Ebû Dâvud Tayâlisî, 133 senesinde dünyaya gelmiş bir zâttır. İran asıllı biri olması sebebiyle, Fârisî, Zübeyrî ve Basrî gibi nisbeler ile anılmıştır. Ona Zübeyrî denmesinin nedeni Zübeyr b. Avvâm ailesinin mensubu olmasıdır. Basra üzerinde oturuyor olmasından dolayı ise Basrî denmiştir. Ancak ona “taylasan” denilen bir şala nisbet edilip niye “Tayâlisî” denildiği ise tam olarak bilinmez. Annesinin adı Benî Nasr b. Muâviye’ye ait olan İranlı câriyedir.

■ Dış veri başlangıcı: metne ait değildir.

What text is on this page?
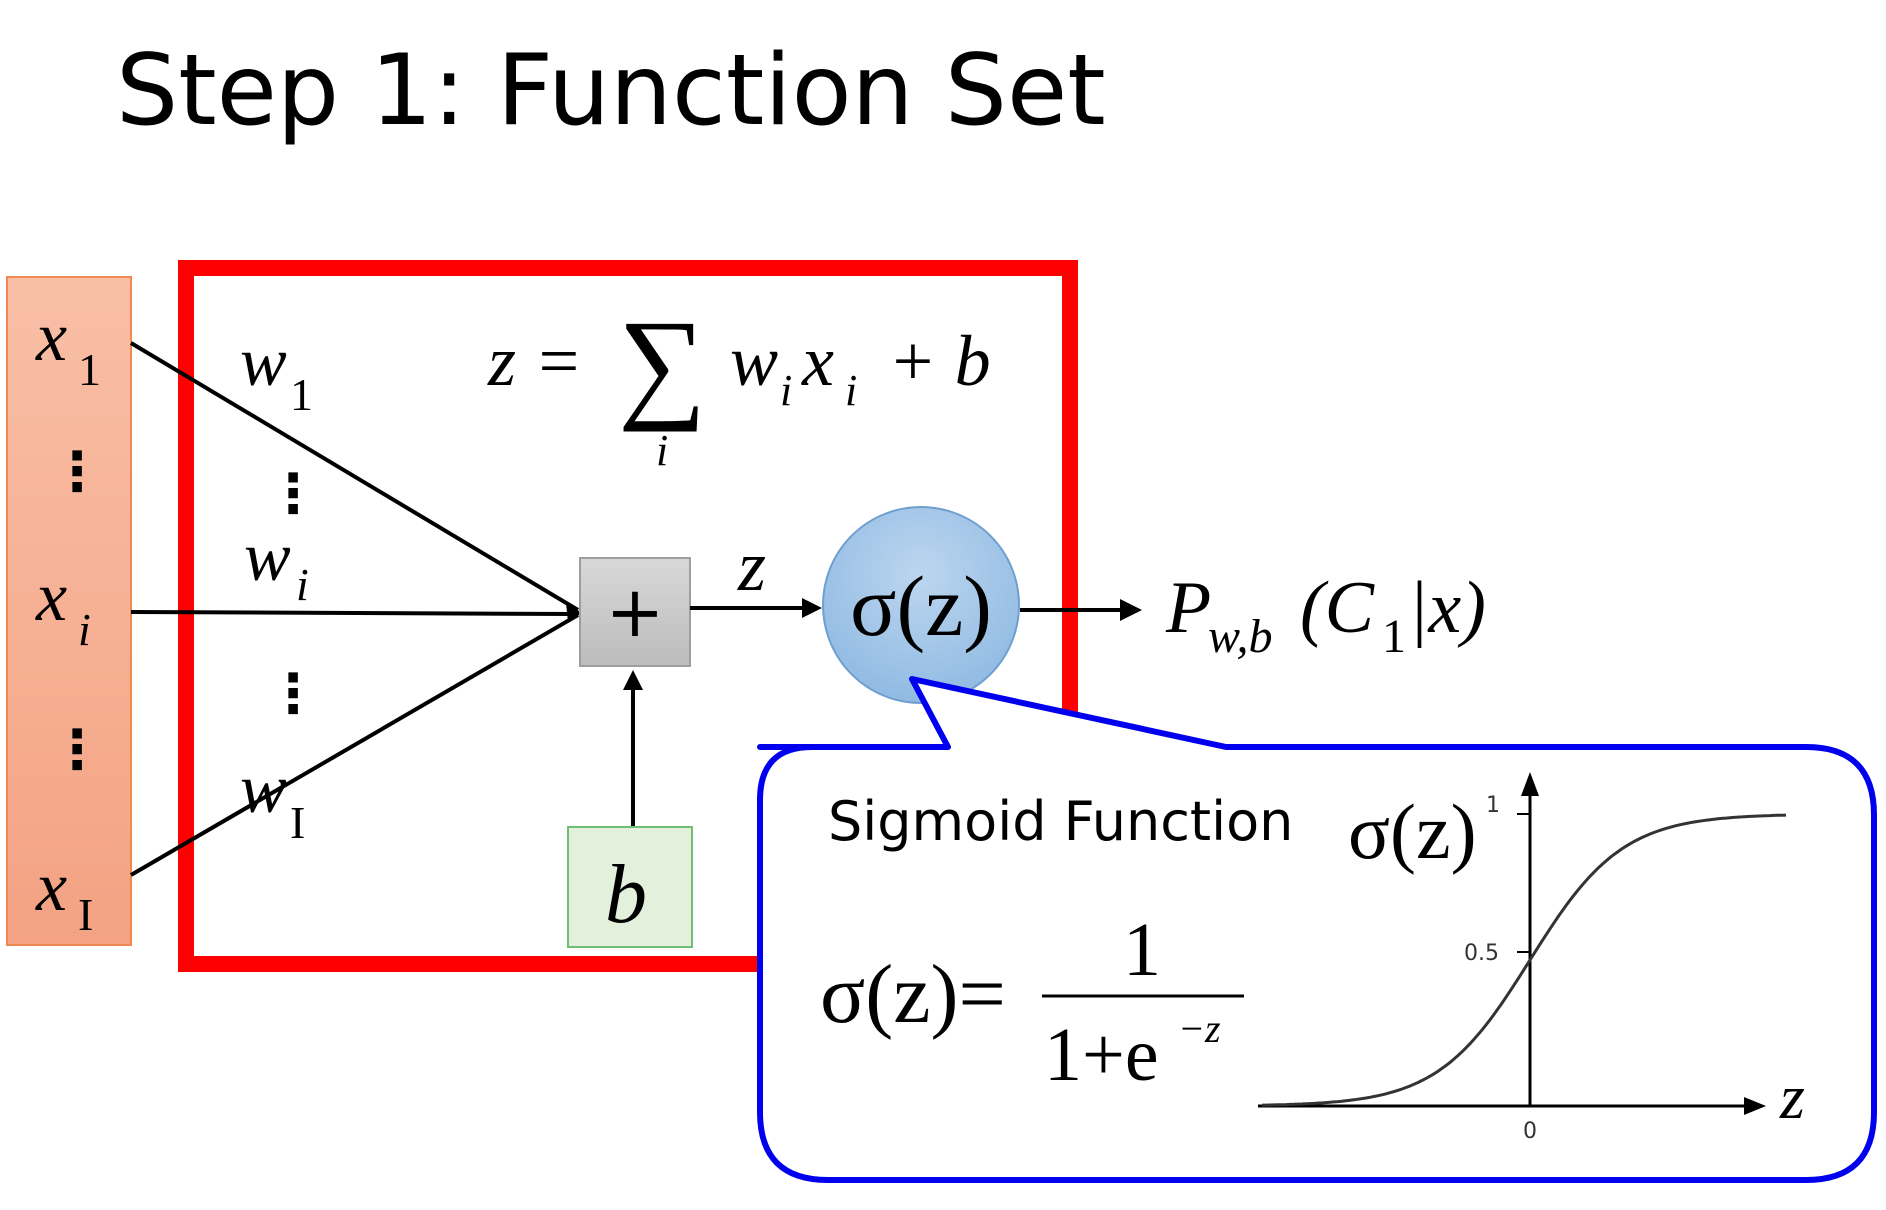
Step 1: Function Set
x 1
x i
x I
⋮
⋮
⋮
⋮
w 1
w i
w I
z = ∑
i
w i x i + b
+
b
z σ(z) P
w,b (C 1 |x)
Sigmoid Function
σ(z)= 1
1+e −z
1
0.5
0
σ(z)
z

Ebû Dâvud Tayâlisî, Hişâm ed-Destüvâî ile Abdullah bin Avn gibi bazı hocalardan bizzat hadis öğrenmiştir. 157 senesinde gitmiş olduğu Bağdat üzerinde Haccâc ile el-Mes’ûdî gibi isimlerden hadisler dinlemiştir. Ayrıca şu âlim isimlerden de bazı hadisleri rivayet etmiştir: el-Yeşkürî, es-Sevrî, es-Sebîî, el-Huzâî… Tayâlisî, Basra üzerinde kendinden tam yedi bin kadar hadis dinlemiş olduğu Haccâc isimli alimin önde gelen bazı talebelerindendir.
Tayâlisî ve Hadis
Tayâlisî ve hadis üzerine, onun görüşüne göre bir ilim dağı olarak nitelendirdiğini söyleyebiliriz. Ayrıca hafızasına fazlasıyla güvenirdi. Bu yüzden de genel olarak ezberinden bazı rivayetlerde bulunmuştur. Tayâlisî, hafızasından tam otuz ya da kırk bin kadar hadis nakletmiştir; bu, bazı kaynaklar içerisinde zikredilen bir bilgidir. O, rivayetlerinde herhangi bir yazılı metne dayanmadığı için tam bin tane hadis içerisinde hataya düşmüş olduğu ileri sürülmüştür. Normalde bu sayıdan daha az olan hatalarda bile bir hadisçi, zayıf olarak görülebilse de Tayâlisî üzerine kimsenin böyle bir zayıf hükmü söz konusu değildir. Bu nedenle bu rakamın aslında biraz abartıldığı ve hatalarının da biraz önemsiz görüldüğü düşünülmektedir.
Tayâlisî ve hadis üzerine Ahmed bin Hanbel’in fikrine değinecek olursak; yazılı metin üzerinden rivayette bulunmuş olan birtakım râvi isimlere göre Tayâlisî, hadisleri çok daha iyi şekilde muhafaza etmiş olan bir muhaddistir. Tayâlisî ile arkadaşı olan Mehdî, sırf hafızalarını kuvvetlendirmek için baladur ağacının bir meyvesi ile yapılmış şerbetten çok fazla içmişler ve rahatsızlanmışlardır. Ayrıca Tayâlisî’nin bulunduğu rivayetler içerisindeki yanlışları düzeltmek için kendine ve başka kimselere ait bazı yazılı metinleri kullanmış olduğu bilinmektedir. Öte yandan onun rivayetleri, İslâm dünyasında ünlenmiş Buhârî gibi isimlerin ve daha pek çok önemli eserin içerisinde yer almıştır.
Ebû Dâvud Tayâlisî Eserleri
Ebû Dâvud Tayâlisî eserleri ve ondan bahsedilen ya da onun rivayet ettiği hadislerin bulunduğu eserler, çok sayıda karşımıza çıkar. Ancak burada en önemli eserlerinden bir tanesi olan el-Müsned isimli eserinden bahsetmek istiyoruz. Bu eser, aslında türünün de ilk örneği kabul edilir. Bu eser içerisinde toplam 2890 tane hadis bulunur. Onun rivayet etmiş olduğu söylenen on binlerce sayıda hadise oranla bu kitabın bu denli küçük hacimli olması ise müellifleri tarafından bazı yorumlara neden olmuştur. Bu noktada ortaya atılan düşünce bu kitabın hacminin daha da geniş şekilde tutulduğu ama bazı maktu ile mevkuf hadislerin sonradan kitaptan çıkarıldığı şeklindedir. Ancak bu varsayımdır ve somut bir delile dayanmamaktadır. Ayrıca müsned türü için söz konusu olan mantığa da belli oranda aykırıdır. Çünkü müsned, sahâbe adlarına göre düzenlenir ve içerisinde maktu ile mevkuf rivayetlerin merfûlara oranla daha çok olması da beklenemez.